None of that is possible once characters, including the ship’s captain, start falling overboard in ways that make words like “contrived” seem inadequate to do justice to describing this ridiculousness. Falling in line with pushing that climate change awareness, there is also a shark here, even though the captain had assured the party that they don’t swim this far north. Aside from some decent-looking blood-soaked waters after some mealtimes, nothing here is done well regarding the violence or the suspense. This is also a film that spends way too much time trying to show the shark, which always looks goofy and doesn’t help matters.

Somehow, none of that is the film’s worst idea. That belongs to the framing device of Roy (Jim Klock), who lost his wife to the same shark five years ago while celebrating their marriage, and is still out here, now trying to help these characters survive.
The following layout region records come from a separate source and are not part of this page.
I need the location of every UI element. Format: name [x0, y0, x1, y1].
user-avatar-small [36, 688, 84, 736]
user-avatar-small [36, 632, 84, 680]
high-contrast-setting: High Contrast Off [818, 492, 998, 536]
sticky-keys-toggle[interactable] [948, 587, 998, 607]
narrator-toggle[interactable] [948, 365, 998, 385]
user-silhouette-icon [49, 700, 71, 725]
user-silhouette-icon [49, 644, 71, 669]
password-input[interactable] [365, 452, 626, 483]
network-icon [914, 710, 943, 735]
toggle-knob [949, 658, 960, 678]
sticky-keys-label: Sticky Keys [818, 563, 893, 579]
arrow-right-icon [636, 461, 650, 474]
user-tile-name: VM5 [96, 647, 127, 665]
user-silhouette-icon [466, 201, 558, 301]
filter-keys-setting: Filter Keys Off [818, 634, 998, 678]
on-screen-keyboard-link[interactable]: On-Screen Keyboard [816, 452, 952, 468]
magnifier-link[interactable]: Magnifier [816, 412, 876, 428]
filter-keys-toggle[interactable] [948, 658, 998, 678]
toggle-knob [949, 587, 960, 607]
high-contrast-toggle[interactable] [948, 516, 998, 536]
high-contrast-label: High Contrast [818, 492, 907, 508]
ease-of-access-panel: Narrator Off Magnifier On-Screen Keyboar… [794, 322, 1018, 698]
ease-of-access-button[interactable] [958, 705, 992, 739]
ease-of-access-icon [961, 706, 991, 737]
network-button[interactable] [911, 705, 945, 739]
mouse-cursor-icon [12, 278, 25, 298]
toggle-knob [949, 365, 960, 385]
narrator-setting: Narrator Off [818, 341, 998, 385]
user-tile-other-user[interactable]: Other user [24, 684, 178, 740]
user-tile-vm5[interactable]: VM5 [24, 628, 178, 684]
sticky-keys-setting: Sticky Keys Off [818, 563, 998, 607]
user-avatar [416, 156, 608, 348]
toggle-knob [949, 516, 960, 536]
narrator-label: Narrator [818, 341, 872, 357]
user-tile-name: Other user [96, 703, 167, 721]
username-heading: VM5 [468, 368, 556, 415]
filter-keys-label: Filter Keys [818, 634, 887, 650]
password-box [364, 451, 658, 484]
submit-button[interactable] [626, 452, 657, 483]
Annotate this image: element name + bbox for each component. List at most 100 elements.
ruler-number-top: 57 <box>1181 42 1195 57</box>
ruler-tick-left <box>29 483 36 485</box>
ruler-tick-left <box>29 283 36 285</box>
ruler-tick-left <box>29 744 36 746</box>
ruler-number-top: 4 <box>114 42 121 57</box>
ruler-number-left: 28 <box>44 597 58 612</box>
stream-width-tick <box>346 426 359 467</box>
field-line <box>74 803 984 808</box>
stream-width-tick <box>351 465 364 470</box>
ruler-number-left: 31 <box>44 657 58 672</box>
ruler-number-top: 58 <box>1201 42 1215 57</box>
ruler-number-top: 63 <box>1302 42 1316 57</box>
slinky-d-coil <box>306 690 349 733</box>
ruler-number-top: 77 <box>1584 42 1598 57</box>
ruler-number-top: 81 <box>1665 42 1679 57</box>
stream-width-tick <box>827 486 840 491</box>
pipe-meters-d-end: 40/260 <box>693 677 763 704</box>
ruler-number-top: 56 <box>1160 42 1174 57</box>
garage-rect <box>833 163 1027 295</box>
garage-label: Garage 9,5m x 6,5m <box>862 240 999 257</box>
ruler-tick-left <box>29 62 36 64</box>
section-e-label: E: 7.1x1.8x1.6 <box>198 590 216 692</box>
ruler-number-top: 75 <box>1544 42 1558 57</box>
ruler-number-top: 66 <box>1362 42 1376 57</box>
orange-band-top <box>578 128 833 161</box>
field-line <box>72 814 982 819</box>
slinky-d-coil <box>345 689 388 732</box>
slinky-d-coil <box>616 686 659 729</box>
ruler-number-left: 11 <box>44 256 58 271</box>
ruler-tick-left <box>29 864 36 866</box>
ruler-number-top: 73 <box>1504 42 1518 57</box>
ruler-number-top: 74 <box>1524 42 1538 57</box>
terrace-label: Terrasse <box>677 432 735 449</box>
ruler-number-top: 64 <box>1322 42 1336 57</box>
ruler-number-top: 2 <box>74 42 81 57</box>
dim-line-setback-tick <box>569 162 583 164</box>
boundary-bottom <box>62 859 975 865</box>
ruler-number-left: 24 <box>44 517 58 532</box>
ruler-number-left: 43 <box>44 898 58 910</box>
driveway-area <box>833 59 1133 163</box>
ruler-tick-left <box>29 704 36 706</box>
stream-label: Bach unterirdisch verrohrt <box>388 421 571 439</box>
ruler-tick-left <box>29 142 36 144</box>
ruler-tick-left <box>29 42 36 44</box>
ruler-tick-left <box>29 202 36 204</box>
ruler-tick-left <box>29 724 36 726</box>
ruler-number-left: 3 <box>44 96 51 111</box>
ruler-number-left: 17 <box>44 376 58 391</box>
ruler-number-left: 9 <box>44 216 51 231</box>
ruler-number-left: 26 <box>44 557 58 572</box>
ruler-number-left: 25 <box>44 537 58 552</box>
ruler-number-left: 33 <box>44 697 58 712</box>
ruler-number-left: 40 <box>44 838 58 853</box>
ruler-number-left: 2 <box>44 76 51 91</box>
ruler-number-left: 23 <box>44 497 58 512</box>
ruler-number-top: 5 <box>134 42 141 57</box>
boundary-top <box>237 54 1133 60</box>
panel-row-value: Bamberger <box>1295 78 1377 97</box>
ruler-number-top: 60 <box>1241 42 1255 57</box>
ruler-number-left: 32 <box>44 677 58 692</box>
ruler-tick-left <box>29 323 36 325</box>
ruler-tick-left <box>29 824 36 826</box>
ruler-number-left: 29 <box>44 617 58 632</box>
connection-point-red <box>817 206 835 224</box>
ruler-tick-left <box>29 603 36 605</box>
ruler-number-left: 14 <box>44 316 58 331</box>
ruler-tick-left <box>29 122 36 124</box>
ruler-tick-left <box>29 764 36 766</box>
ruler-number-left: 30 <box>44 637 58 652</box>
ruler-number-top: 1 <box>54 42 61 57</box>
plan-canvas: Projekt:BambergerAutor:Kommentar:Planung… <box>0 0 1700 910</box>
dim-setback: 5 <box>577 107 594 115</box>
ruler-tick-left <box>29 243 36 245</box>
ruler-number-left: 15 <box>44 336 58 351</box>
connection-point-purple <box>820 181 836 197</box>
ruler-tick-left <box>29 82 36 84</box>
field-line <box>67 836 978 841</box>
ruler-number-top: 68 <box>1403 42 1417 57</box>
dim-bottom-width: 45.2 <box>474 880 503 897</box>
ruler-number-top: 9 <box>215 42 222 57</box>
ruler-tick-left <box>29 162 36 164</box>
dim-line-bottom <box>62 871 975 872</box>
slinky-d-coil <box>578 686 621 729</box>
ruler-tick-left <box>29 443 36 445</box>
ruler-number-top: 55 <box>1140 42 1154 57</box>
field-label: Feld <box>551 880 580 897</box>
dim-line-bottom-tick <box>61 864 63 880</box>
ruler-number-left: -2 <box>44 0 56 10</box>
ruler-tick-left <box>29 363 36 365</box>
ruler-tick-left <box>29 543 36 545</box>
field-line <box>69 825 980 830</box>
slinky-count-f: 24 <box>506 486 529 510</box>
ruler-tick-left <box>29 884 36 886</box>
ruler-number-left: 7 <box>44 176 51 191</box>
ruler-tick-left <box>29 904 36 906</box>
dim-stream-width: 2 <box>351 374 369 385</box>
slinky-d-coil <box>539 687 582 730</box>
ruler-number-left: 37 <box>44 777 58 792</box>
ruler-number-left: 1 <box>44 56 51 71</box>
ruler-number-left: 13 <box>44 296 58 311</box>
Since the synopsis is already spoiling it, Roy has also turned into a psychopathic killer who is secretly planning to use these people as bait since he has had no luck trying to draw the shark out with dead meat, so he can kill it and get his revenge.
What ensues is a series of sequences where Tina and company are in peril and might not escape or might be able to fend him off, but the film still finds ways for characters to continue falling overboard into the water. It’s absolutely comical, and one gets the sense that these filmmakers never had any idea how to get the characters into position for whatever they wanted to do with them. There is one shark kill here where I’m not even sure what the thinking was behind the character trying to get away from it and Roy. On the plus side, there is a hilarious moment where Tina absurdly attempts to deal with the shark herself in a callback so nuts that will likely have been sitting in the back of one’s mind with some doubt that it’s too bonkers even for this film. It could have used a couple of more moments of insanity like that to bring it to life

Chum is also a deeply confused film that occasionally gives Roy voiceover inner thoughts, portraying him as a tormented, broken man without his wife, but never once acknowledging or even attempting to reckon with his murderous behavior and newfound excitement for killing. His final voiceover monologue is the icing on top of what an unmitigated mess this is, from conception to execution. At one point, one character removes a spear or arrow from another impaled character only to ask, “Are you okay?” This film is far from okay; it is inept at every turn.